The Last of Us is generally regarded as one of the best games ever made, having been showered in awards for both technical and narrative achievement by gaming and writing associations alike. The game was made by Naughty Dog, Sony Computer Entertainment’s premiere first party studio. The company has a long history of making games of high quality, from the story to the gameplay to the visuals and the sound. Featuring one of the most talked about stories in gaming, The Last of Us was bolstered by new hotshot director Neil Druckmann, along with more than their fair share of talented voice actors. The two leads, Troy Baker and Ashley Johnson, held a panel at MomoCon 2014 this past weekend in Atlanta.
Having seen several interviews with the duo, I was not prepared for how emotionally draining the hour-long panel would be. Especially considering that the host, IGN’s Greg Miller, is known for his class-clown antics. One moment, they’re discussing how lighthearted their time on set could be despite the darkness and heaviness of the script. The next? Ashley’s crying, Troy struggling to put his thoughts together. It was apparent throughout the duration of the panel that the project means a lot to the two actors, who describe each other as brother and sister.
First and foremost, Baker, who plays Joel in the game, described his experience in joining the project. After auditions had concluded and the parts were handed out, Baker recalls telling Johnson that “if this game fails, it’s because of us.” He reasoned that the game’s script, Druckmann’s vision, and the pedigree of the studio were all rock solid. He knew from the beginning that The Last of Us was going to be a “benchmark game.”

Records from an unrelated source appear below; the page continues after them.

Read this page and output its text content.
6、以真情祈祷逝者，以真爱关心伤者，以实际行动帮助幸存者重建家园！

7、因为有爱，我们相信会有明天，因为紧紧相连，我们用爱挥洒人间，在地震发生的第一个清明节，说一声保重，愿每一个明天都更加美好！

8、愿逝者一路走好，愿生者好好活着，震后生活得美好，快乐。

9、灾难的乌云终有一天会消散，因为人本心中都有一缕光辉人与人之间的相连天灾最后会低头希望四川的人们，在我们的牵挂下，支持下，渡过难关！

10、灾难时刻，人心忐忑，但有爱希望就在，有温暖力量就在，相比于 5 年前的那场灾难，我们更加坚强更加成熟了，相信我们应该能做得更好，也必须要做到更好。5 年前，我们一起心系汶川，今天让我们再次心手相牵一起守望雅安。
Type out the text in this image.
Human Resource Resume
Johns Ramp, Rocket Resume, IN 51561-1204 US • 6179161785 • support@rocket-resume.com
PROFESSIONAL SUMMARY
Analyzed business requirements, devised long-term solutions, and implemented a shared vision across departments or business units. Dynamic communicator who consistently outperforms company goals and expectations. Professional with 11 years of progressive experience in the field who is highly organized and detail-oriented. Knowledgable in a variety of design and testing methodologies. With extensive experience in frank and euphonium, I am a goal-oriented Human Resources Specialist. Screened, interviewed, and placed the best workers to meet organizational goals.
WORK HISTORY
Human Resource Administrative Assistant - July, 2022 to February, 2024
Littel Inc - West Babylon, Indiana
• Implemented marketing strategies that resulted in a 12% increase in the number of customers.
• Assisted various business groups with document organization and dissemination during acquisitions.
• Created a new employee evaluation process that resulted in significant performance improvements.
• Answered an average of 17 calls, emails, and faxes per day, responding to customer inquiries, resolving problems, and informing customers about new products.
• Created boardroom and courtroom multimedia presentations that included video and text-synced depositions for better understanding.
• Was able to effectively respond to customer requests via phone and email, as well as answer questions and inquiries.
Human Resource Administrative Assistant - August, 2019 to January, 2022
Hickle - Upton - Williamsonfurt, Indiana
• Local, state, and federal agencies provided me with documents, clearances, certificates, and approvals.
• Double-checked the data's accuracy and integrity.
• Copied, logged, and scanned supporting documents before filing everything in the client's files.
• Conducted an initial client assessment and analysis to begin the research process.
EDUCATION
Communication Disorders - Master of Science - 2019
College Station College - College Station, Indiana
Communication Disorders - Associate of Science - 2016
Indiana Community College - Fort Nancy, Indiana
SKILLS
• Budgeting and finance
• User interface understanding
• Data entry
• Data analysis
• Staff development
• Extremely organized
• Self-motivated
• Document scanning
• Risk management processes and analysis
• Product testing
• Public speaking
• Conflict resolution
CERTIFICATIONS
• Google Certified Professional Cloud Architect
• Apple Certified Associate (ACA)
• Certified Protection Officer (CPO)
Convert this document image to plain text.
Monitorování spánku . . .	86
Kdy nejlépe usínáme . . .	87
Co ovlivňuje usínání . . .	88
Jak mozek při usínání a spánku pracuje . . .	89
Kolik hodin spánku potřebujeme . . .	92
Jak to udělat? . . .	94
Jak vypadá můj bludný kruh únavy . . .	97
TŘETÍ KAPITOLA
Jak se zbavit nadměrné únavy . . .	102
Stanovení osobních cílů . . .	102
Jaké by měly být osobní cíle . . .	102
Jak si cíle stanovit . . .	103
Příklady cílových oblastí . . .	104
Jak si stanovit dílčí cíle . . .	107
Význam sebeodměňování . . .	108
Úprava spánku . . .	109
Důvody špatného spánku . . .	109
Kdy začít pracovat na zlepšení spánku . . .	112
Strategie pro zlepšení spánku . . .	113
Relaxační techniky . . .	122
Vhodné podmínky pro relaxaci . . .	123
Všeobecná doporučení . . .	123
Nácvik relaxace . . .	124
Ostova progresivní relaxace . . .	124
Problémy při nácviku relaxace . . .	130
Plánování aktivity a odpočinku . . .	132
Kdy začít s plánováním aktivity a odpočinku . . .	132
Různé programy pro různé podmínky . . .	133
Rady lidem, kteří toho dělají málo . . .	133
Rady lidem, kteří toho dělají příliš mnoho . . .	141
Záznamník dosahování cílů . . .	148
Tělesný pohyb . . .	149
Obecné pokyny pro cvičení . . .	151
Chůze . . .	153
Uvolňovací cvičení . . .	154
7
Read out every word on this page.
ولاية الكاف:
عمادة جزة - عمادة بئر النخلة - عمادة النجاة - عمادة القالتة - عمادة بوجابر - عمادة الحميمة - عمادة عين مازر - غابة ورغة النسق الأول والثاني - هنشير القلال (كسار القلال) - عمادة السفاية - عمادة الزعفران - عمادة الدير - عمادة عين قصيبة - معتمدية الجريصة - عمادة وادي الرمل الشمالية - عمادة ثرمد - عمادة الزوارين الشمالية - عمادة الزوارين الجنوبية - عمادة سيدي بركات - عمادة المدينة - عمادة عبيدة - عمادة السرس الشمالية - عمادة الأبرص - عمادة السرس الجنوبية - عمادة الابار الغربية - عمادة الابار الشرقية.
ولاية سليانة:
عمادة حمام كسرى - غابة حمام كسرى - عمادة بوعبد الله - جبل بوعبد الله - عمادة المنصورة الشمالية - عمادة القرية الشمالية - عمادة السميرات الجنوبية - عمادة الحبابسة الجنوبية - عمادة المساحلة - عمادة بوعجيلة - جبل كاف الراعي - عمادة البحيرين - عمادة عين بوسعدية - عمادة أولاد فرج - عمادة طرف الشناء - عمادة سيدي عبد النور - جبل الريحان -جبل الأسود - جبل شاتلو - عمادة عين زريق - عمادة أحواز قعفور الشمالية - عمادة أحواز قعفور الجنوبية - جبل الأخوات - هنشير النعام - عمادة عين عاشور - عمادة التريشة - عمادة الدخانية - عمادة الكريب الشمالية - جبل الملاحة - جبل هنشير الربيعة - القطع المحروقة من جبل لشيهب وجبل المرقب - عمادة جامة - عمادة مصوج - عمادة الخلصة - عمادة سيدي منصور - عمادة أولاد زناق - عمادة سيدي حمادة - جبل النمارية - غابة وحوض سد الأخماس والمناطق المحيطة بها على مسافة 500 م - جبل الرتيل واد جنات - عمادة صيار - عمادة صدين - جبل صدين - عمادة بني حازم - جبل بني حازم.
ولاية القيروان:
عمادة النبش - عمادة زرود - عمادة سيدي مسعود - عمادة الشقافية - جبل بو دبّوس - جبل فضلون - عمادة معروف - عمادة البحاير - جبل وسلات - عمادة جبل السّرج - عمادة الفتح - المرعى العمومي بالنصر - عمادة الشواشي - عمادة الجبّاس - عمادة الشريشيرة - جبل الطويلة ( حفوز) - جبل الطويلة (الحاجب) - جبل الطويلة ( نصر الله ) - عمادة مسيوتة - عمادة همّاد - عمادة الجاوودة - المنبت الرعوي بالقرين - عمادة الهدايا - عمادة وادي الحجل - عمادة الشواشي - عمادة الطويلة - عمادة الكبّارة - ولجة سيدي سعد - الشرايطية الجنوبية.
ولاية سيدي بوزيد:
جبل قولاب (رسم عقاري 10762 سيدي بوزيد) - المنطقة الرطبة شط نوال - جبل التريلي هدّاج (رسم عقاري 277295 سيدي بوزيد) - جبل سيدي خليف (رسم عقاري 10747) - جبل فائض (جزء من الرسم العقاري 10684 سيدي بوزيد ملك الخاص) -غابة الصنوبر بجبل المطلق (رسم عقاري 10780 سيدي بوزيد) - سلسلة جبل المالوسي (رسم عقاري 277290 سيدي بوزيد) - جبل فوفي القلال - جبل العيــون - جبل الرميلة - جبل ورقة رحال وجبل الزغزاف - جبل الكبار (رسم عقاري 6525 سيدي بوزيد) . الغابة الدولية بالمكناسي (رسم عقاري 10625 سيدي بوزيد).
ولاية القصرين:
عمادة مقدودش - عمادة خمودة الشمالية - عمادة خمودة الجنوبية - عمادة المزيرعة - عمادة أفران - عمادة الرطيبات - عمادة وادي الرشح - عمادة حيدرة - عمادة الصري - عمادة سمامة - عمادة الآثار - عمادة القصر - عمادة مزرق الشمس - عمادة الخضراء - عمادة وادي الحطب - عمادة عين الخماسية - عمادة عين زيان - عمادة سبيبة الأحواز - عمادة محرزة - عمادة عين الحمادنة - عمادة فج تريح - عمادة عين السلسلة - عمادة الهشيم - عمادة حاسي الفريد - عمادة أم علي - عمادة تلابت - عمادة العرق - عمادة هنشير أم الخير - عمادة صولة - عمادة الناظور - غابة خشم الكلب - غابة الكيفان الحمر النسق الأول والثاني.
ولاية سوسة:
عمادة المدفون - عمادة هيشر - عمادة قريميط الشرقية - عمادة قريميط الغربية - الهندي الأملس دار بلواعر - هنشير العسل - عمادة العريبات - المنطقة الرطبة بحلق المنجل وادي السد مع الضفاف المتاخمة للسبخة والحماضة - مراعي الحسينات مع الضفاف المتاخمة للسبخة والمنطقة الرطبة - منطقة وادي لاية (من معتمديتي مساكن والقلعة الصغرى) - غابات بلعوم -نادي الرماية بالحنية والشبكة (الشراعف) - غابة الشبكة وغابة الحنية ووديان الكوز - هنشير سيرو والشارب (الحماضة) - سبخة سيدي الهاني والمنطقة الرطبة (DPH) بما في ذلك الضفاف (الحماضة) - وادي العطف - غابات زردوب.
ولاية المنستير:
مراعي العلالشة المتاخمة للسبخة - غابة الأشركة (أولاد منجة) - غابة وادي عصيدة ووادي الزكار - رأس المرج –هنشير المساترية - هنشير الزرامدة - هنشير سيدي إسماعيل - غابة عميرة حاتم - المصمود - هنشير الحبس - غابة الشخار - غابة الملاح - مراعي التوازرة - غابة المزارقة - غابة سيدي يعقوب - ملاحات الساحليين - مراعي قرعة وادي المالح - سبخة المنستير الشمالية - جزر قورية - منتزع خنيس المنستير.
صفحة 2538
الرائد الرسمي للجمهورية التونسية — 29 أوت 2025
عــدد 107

He went on to praise Druckmann and co-director Bruce Straley for being very open during the process. There was a lot of time spent on “conversations offsite and after hours” working on the characters. Recalling the shooting and subsequent reshooting of one difficult scene, Baker said that he was “eternally grateful to Neil” for showing him “what kind of actor [he] could be.” He says that it was one of the greatest moments for him as an actor. With great conviction, he concluded by claiming that Neil Druckmann was “the best director [he’d] ever worked with.”
Switching gears to the “Left Behind” downloadable content for the game, Ashley was asked if she always knew that her character, Ellie, was gay. The answer was no — she didn’t know until about halfway through the production of the game. She had never factored in the “sexual preference” of her character. That said, she was very supportive of the decision. Ashley’s emotional moment at the panel came when she described a YouTube video in which a fan said that, had the game come out when she was in her teens, it would have helped her get through tough times. To lighten the mood, she jokingly blamed the autograph schedule – and the similar stories she had heard just prior to the panel – for her emotions coming out.
The toughest moment for the panel – and the crowd – came when a father of three approached the microphone during the Q&A section. He began by explaining that the game was given to him as a father’s day present; the horror on Troy’s face said it all. The man then went on to say that the game had profoundly affected the way that he approached his role as a father, asking Troy if it had done the same for him. Baker, uncharacteristically, fumbled over his words before agreeing.
I can’t even begin to describe how enlightening this panel was. Everyone in the room had been, in some way, affected by the game, the direction, and the performance of the actors. If there’s ever any question about the validity of gaming as a story-telling medium, this is the answer.